If you're just joining us, I introduced piecing Grandmother's Flower Garden blocks in this post and started the quilted pillowcase last week in this post. If you're new to quilting, I cover beginning quilting here.
Last week, I sewed my flower blocks together to make a large piece of fabric.
1. Layer the pieced fabric with a low loft batting and a lining (I used muslin).
2. Quilt by sewing just inside the seam on each edge of every hexagon. DO NOT quilt any hexagon that is on an edge - any hexagon that doesn't have another hexagon attached to each side of it. You'll be joining this fabric into a tube and need to have these edges unquilted.
3. When you are finished quilting each hexagon (except for the edge hexagons), pin the batting and lining fabric back away from the two edges that will be joined to make a tube (side A to side A on last week's diagram).
4. Join the edge hexagons on the two side A's together to make one continuous tube of fabric.
5. Turn the tube inside out.
6. Take out the pins that were holding the batting and lining back. Trim the batting so that the edges just touch each other. Try for no overlap. Hand sew the edges together (just touching) in a whip stitch.

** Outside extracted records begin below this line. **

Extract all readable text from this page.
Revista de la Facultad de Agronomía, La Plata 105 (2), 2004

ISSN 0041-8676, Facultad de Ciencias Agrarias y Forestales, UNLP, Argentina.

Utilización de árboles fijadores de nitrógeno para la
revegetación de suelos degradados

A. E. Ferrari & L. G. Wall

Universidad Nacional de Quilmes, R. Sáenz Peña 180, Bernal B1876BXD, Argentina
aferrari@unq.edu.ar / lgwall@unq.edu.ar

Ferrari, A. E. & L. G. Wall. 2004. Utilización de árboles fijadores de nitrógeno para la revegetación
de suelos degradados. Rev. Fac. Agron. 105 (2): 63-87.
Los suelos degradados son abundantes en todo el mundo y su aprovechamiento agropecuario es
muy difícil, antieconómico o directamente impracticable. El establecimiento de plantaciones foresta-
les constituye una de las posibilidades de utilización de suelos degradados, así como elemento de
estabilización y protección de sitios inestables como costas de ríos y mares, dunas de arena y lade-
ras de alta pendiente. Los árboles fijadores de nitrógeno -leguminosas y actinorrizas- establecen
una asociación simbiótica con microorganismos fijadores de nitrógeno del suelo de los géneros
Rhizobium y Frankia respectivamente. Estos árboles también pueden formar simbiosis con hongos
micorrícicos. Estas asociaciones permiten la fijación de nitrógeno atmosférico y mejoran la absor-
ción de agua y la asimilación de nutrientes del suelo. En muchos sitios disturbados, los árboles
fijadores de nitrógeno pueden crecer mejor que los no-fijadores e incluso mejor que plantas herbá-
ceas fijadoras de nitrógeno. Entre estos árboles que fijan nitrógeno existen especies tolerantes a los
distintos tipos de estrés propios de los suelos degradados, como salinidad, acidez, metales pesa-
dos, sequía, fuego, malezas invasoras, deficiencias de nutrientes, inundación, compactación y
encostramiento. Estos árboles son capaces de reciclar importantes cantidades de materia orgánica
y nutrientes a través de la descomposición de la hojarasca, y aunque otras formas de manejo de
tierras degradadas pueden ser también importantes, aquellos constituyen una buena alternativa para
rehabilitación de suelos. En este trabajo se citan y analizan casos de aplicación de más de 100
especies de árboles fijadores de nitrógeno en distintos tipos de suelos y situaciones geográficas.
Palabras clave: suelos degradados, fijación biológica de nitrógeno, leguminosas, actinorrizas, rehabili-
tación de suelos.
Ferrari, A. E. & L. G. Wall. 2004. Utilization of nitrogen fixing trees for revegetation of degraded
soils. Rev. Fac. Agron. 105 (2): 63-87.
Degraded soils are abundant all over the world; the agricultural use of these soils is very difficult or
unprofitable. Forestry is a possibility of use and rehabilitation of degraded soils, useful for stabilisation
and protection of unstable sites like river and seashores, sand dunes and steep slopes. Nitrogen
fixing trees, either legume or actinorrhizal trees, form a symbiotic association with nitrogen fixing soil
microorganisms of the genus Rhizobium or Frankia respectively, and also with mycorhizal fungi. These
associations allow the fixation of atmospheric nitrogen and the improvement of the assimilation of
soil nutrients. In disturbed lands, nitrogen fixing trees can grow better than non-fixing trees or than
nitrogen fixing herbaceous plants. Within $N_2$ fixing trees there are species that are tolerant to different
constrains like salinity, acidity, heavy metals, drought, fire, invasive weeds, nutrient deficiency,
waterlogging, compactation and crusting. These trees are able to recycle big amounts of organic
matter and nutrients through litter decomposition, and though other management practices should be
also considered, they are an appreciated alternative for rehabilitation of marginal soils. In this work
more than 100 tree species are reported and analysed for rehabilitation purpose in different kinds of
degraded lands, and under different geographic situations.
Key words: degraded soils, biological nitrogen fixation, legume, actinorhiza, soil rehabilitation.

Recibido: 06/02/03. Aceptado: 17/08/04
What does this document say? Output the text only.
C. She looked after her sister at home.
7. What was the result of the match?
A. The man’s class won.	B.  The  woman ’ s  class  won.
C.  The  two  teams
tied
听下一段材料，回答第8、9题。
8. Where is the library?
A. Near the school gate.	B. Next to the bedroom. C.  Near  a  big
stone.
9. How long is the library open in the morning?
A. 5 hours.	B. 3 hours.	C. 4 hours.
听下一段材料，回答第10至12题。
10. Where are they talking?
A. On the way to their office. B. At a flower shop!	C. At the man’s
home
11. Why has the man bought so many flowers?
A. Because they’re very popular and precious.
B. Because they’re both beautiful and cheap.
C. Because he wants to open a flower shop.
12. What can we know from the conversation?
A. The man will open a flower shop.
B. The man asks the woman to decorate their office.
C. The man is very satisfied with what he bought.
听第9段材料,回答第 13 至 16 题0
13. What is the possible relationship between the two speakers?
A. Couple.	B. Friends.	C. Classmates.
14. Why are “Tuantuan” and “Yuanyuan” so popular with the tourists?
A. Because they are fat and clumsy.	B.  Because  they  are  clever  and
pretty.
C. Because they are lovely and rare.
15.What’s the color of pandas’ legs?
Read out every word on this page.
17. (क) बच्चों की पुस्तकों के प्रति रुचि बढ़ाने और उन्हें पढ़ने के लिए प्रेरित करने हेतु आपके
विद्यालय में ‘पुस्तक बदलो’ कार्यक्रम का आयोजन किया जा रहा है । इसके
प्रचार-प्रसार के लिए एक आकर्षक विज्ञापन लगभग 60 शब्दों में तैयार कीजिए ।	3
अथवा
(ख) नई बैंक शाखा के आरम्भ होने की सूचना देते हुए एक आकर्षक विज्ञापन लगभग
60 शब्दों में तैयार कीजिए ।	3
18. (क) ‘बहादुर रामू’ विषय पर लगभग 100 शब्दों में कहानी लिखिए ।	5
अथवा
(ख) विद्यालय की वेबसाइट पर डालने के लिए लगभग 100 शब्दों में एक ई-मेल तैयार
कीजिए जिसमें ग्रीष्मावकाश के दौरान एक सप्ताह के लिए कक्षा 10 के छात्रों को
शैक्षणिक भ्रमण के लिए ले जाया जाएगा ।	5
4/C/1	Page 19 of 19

7. Pin the lining together over the batting so that the pins are right at the bottom where the lining meets the quilted fabric and batting.
8. Keeping the rest of the quilt free, sew a seam line along the pin line. Trim close to sewing and finish the edge with a zigzag stitch.
9. Turn the tube back to right side out and quilt the line of hexagons that you pieced together last, beginning at the middle and working to each side. This part is a bit physically difficult because of having to keep the rest of the tube out of the way! You'll see why we didn't quilt the whole pillowcase when it was in its tube form.
Quilt the edge hexagons. Since we'll be trimming this piece you don't need to quilt the very top sides. I just do this in one continuous stitch line like in the photo below right.
10. Turn the tube inside out again. Pin one end of the tube together and draw a straight line (pencil is fine) along the edge where both sides meet. You'll have a lot of hexagons past this edge that don't meet up with hexagons from the other side. Sew a seam along this pencil line and trim close to sewing.
11. Measure a piece of eyelet lace the length around your pillowcase plus one inch. Since this seam will be very visible, we want to finish it. Put ends of right sides together and sew a 1/2 inch seam. Trim one side of the seam 1/4 inch. Turn the other side of the seam around the trimmed side and pin. Top stitch 1/4 inch from the seam.
12. Draw another line on the open end of your tube like you did on the other end. Cut along this line.
13. Pin right side of lace tube to right side of pillowcase and sew together.
14. Turn pillowcase right side out and top stitch on the lace 1/4 inch from the seam.
15. Press and you're finished!
These do take a bit of work, but I think they're so gorgeous that they're definitely worth it. And very cushy soft to sleep on!